O ci si riappropria della sovranità popolare o in caso contrario bisogna tagliare dei costi che oltre ad essere esorbitanti abbiamo realizzato anche essere inutili. O i palazzi del potere esercitano il potere liberi da condizionamenti che non siano strettamente legati al loro mandato e agli obblighi verso gli elettori dei quali devono rappresentarne gli interessi, oppure sarà meglio che ci siano le primarie per eleggere il Gran Maestro, il Reggente delle lobby bancarie, dei gruppi occulti (ma nemmeno più tanto). Si comunicano gli esiti alla “plebe” che così non si rompe nemmeno le scatole ad alzarsi e fare la fila in cabina elettorale e va bene così. Dobbiamo essere certi che in Italia il potere sia esercitato dalle istituzioni. In realtà per ora abbiamo la certezza che le istituzioni siano state occupate da “referenti”, da “camerieri”, da “emissari”: “I politici sono delle marionette nelle mani dei banchieri” (F. Cossiga “Fotti il Potere-Aliberti).
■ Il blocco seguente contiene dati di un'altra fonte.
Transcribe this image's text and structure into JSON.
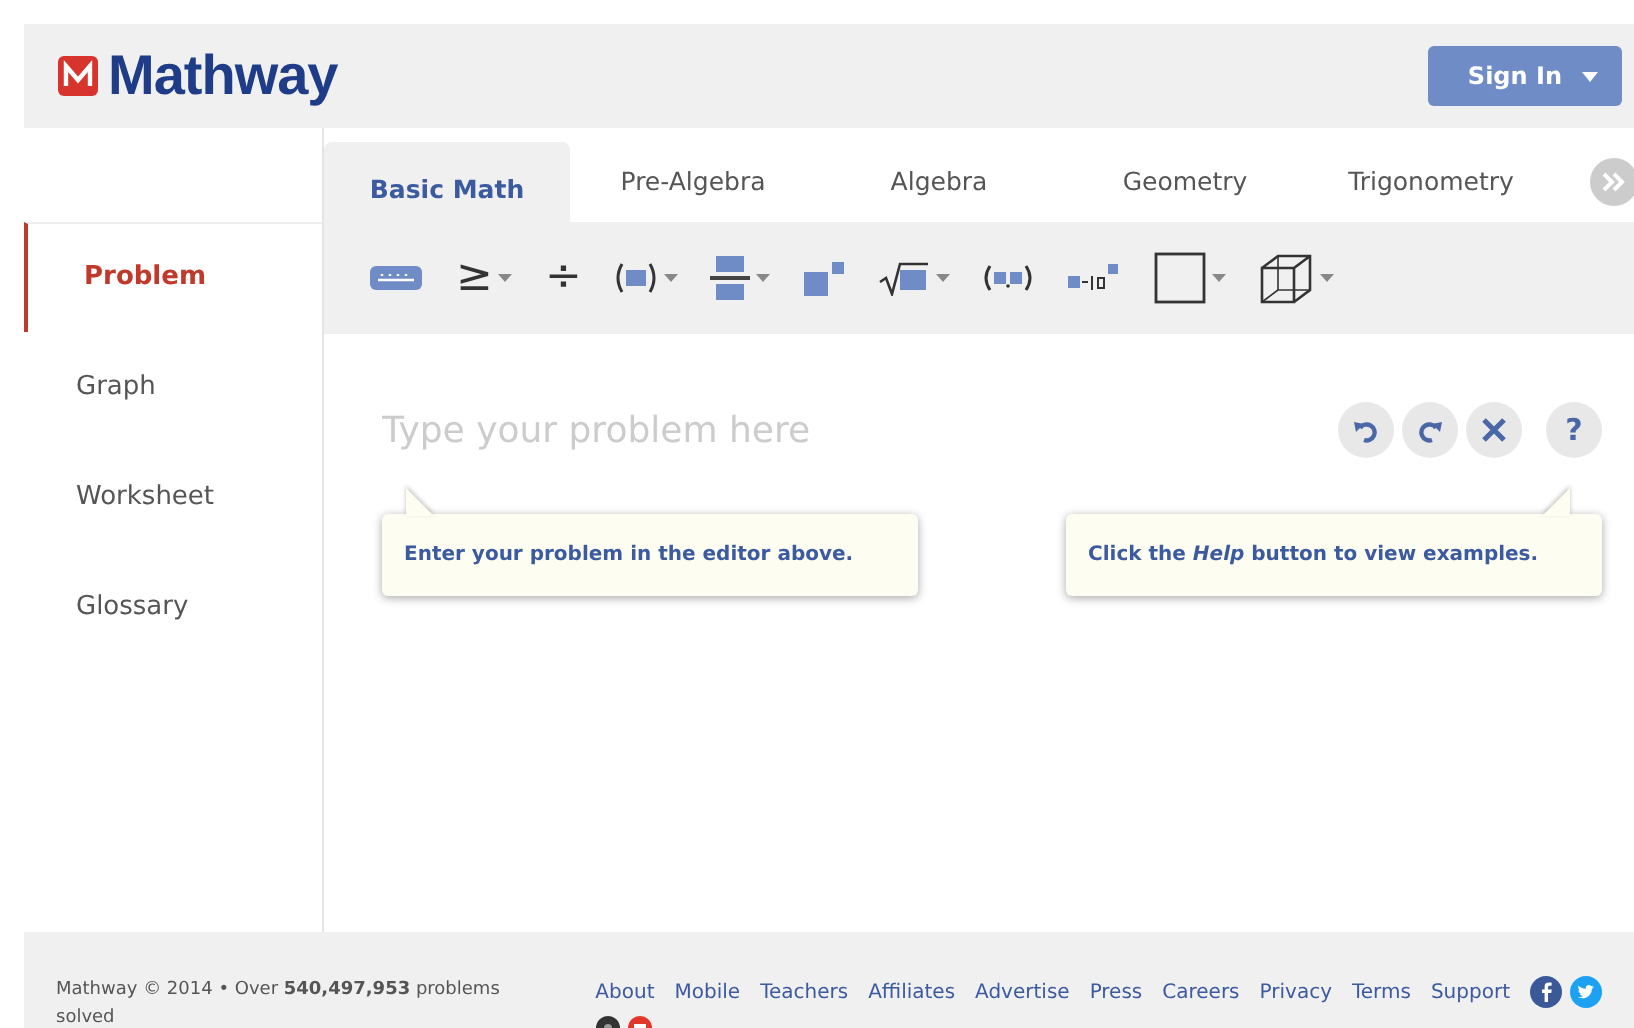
{
  "header": {
    "logo": "Mathway",
    "sign_in": "Sign In"
  },
  "tabs": [
    {
      "label": "Basic Math",
      "selected": true
    },
    {
      "label": "Pre-Algebra",
      "selected": false
    },
    {
      "label": "Algebra",
      "selected": false
    },
    {
      "label": "Geometry",
      "selected": false
    },
    {
      "label": "Trigonometry",
      "selected": false
    }
  ],
  "sidebar": {
    "items": [
      {
        "label": "Problem",
        "selected": true
      },
      {
        "label": "Graph",
        "selected": false
      },
      {
        "label": "Worksheet",
        "selected": false
      },
      {
        "label": "Glossary",
        "selected": false
      }
    ]
  },
  "toolbar": [
    {
      "kind": "keyboard",
      "dropdown": false
    },
    {
      "kind": "symbol",
      "symbol": "≥",
      "dropdown": true
    },
    {
      "kind": "symbol",
      "symbol": "÷",
      "dropdown": false
    },
    {
      "kind": "parens",
      "dropdown": true
    },
    {
      "kind": "fraction",
      "dropdown": true
    },
    {
      "kind": "power",
      "dropdown": false
    },
    {
      "kind": "root",
      "dropdown": true
    },
    {
      "kind": "pair",
      "dropdown": false
    },
    {
      "kind": "scientific",
      "dropdown": false
    },
    {
      "kind": "square",
      "dropdown": true
    },
    {
      "kind": "cube",
      "dropdown": true
    }
  ],
  "editor": {
    "placeholder": "Type your problem here",
    "help": "?"
  },
  "hints": [
    {
      "text": "Enter your problem in the editor above."
    },
    {
      "text": "Click the *Help* button to view examples."
    }
  ],
  "footer": {
    "copyright": "Mathway © 2014  •  Over **540,497,953** problems solved",
    "links": [
      "About",
      "Mobile",
      "Teachers",
      "Affiliates",
      "Advertise",
      "Press",
      "Careers",
      "Privacy",
      "Terms",
      "Support"
    ]
  }
}
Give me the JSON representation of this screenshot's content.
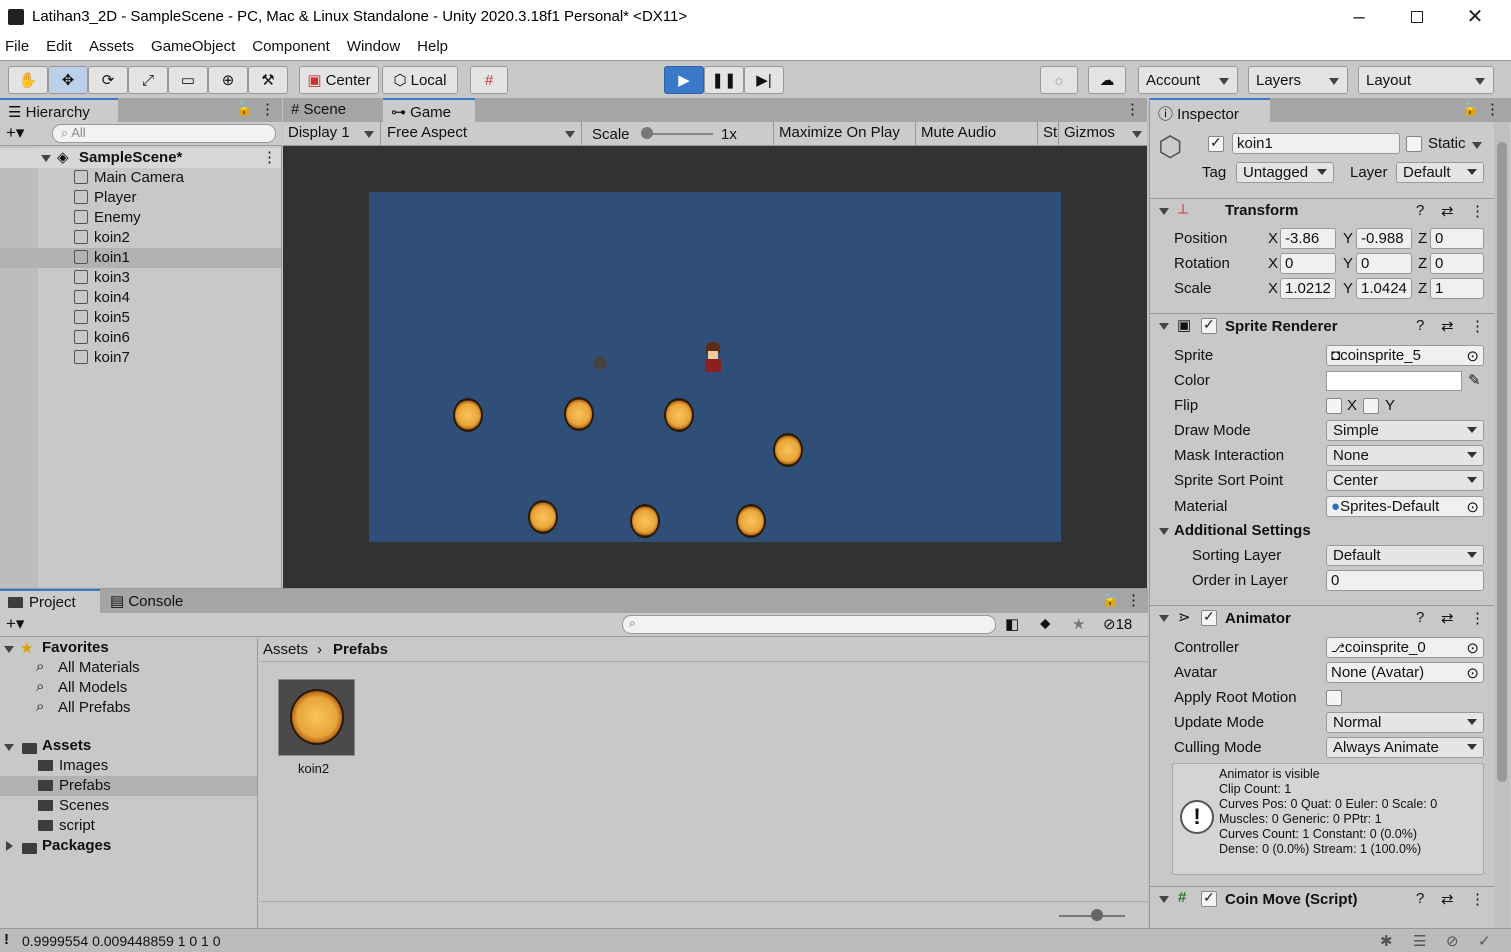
{
  "window": {
    "title": "Latihan3_2D - SampleScene - PC, Mac & Linux Standalone - Unity 2020.3.18f1 Personal* <DX11>"
  },
  "menu": [
    "File",
    "Edit",
    "Assets",
    "GameObject",
    "Component",
    "Window",
    "Help"
  ],
  "toolbar": {
    "center": "Center",
    "local": "Local",
    "account": "Account",
    "layers": "Layers",
    "layout": "Layout"
  },
  "hierarchy": {
    "tab": "Hierarchy",
    "search_placeholder": "All",
    "scene": "SampleScene*",
    "items": [
      "Main Camera",
      "Player",
      "Enemy",
      "koin2",
      "koin1",
      "koin3",
      "koin4",
      "koin5",
      "koin6",
      "koin7"
    ],
    "selected": "koin1"
  },
  "game": {
    "tabs": [
      "Scene",
      "Game"
    ],
    "display": "Display 1",
    "aspect": "Free Aspect",
    "scale_label": "Scale",
    "scale_value": "1x",
    "buttons": [
      "Maximize On Play",
      "Mute Audio",
      "Stats",
      "Gizmos"
    ],
    "bg_color": "#2f4e78"
  },
  "inspector": {
    "tab": "Inspector",
    "object_name": "koin1",
    "static_label": "Static",
    "tag_label": "Tag",
    "tag_value": "Untagged",
    "layer_label": "Layer",
    "layer_value": "Default",
    "transform": {
      "title": "Transform",
      "position_label": "Position",
      "position": [
        "-3.86",
        "-0.988",
        "0"
      ],
      "rotation_label": "Rotation",
      "rotation": [
        "0",
        "0",
        "0"
      ],
      "scale_label": "Scale",
      "scale": [
        "1.0212",
        "1.0424",
        "1"
      ],
      "axes": [
        "X",
        "Y",
        "Z"
      ]
    },
    "sprite_renderer": {
      "title": "Sprite Renderer",
      "sprite_label": "Sprite",
      "sprite": "coinsprite_5",
      "color_label": "Color",
      "flip_label": "Flip",
      "flip_x": "X",
      "flip_y": "Y",
      "draw_mode_label": "Draw Mode",
      "draw_mode": "Simple",
      "mask_label": "Mask Interaction",
      "mask": "None",
      "sort_point_label": "Sprite Sort Point",
      "sort_point": "Center",
      "material_label": "Material",
      "material": "Sprites-Default",
      "additional": "Additional Settings",
      "sorting_layer_label": "Sorting Layer",
      "sorting_layer": "Default",
      "order_label": "Order in Layer",
      "order": "0"
    },
    "animator": {
      "title": "Animator",
      "controller_label": "Controller",
      "controller": "coinsprite_0",
      "avatar_label": "Avatar",
      "avatar": "None (Avatar)",
      "root_motion_label": "Apply Root Motion",
      "update_label": "Update Mode",
      "update": "Normal",
      "culling_label": "Culling Mode",
      "culling": "Always Animate",
      "info": [
        "Animator is visible",
        "Clip Count: 1",
        "Curves Pos: 0 Quat: 0 Euler: 0 Scale: 0",
        "Muscles: 0 Generic: 0 PPtr: 1",
        "Curves Count: 1 Constant: 0 (0.0%)",
        "Dense: 0 (0.0%) Stream: 1 (100.0%)"
      ]
    },
    "coin_move": {
      "title": "Coin Move (Script)"
    }
  },
  "project": {
    "tabs": [
      "Project",
      "Console"
    ],
    "hidden_count": "18",
    "favorites": "Favorites",
    "favorite_items": [
      "All Materials",
      "All Models",
      "All Prefabs"
    ],
    "assets": "Assets",
    "asset_folders": [
      "Images",
      "Prefabs",
      "Scenes",
      "script"
    ],
    "packages": "Packages",
    "breadcrumb": [
      "Assets",
      "Prefabs"
    ],
    "files": [
      {
        "name": "koin2"
      }
    ]
  },
  "statusbar": {
    "text": "0.9999554 0.009448859 1 0 1 0"
  }
}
Dalla comprensione dell’inutilità delle elezioni e della causa oggettiva di questa inutilità, bisogna trarre anche la conclusione che “lo spontaneismo” non esiste: esiste solo ed unicamente lo “spintaneismo”. Non esiste nel mondo nulla di spontaneo, dal Solidarnosc alle Primavere Arabe, dalle Femen a Greenpeace. E sapete perché? Sempre per lo stesso identico motivo. Tutto ha bisogno di soldi, anche lo spontaneismo.
E chi mette i soldi orienta lo spontaneismo, che di spontaneo ha quindi solo il nome. Ricordiamocene quando in Italia si parla di “moti popolari”, di grillismi e di movimentismo in genere. Parliamo al “presente”: viviamo in un Paese dove la politica non esiste, e non esistendo non può fare nemmeno gli interessi nazionali ma solo quelli dei loro dante causa. E i loro dante causa non sono certo gli elettori ma le lobby che li selezionano; affidarsi allo spontaneismo è di una tenerezza disarmante: è come affermare il primato del burattino sul burattinaio; non esistendo la politica non possiamo nemmeno augurarci di ristabilire il sano primato della politica sulla magistratura, della quale quest’ultima ha preso lo spazio lasciato vacante. Non sussistono allo stato attuale le condizioni in base alle quali un politico possa parlare al futuro. E se un politico, in queste condizioni, parla al futuro ha solo due motivi: o perché in fondo gli sta bene così perché è così che è diventato “potente”, oppure perché è sicuro di non avere un futuro “prossimo” in quanto dovrà lasciare il posto ad un altro “futurista” prodigo di “futurismi” che a sua volta lascerà il posto ad un altro futurista prodigo di altrettanti futurismi. Credo che Marinetti meriti delle scuse formali.